Granted, Wake Up Dead Man is a change of pace. Jud’s soul-searching feels nakedly personal to Johnson, who grew up in a Catholic household. The labyrinthine script takes pains to acknowledge the failings of the institution (and not for nothing this is three-for-three with taking down patriarchal figureheads), but it also finds space for faith and its uses. These pauses in the film are among its most humbling and affecting, particularly a lengthy telephone call sequence which initially plays for laughs before changing the entire tempo of the picture. A timely – if unsubtle – reminder amid the mayhem, that there’s a more pressing crisis of resolve at the heart of Johnson’s tale.

It’s all a ribald pleasure. Slick and populist, generous in its intention to give the masses what they want. Johnson has become rather good at this, and a broad audience will welcome Wake Up Dead Man with open arms, mostly from the comfort of living room armchairs. On the big screen – thanks to another of Netflix’s awards season concessions to theatrical windows – the work is eminently handsome and a tribute to human craftsmanship (stick around at the end for a series of beautiful cast portraits lovingly painted by the very human hand of Isabella Watling).

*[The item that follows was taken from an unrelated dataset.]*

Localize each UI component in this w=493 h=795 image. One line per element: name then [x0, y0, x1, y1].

The craftier aspects and the committed work of the cast (particularly O’Connor and Craig) mean that Johnson’s third outing gets a fairly easy pass on a handful of niggles. While his murder isn’t as in-plain-sight as the one in Glass Onion, guessing the culprit(s?) isn’t all that difficult. The method of explaining the solution is a mite lengthy and over-complicated, however, especially as a more fitting and thematically resonant idea is surprisingly sidestepped.

But there’s an argument to be made, nonetheless, that this is Johnson’s best film yet. It feels like a career summation even though there’s no finality about it (he even gets in a Star Wars joke). More that everything he’s able to achieve is in here somewhere. Is that indulgent, or just unsparing? Either way, the telling is the thing, and Wake Up Dead Man delivers a crafty sermon with a wit and enthusiasm that’s incredibly infectious.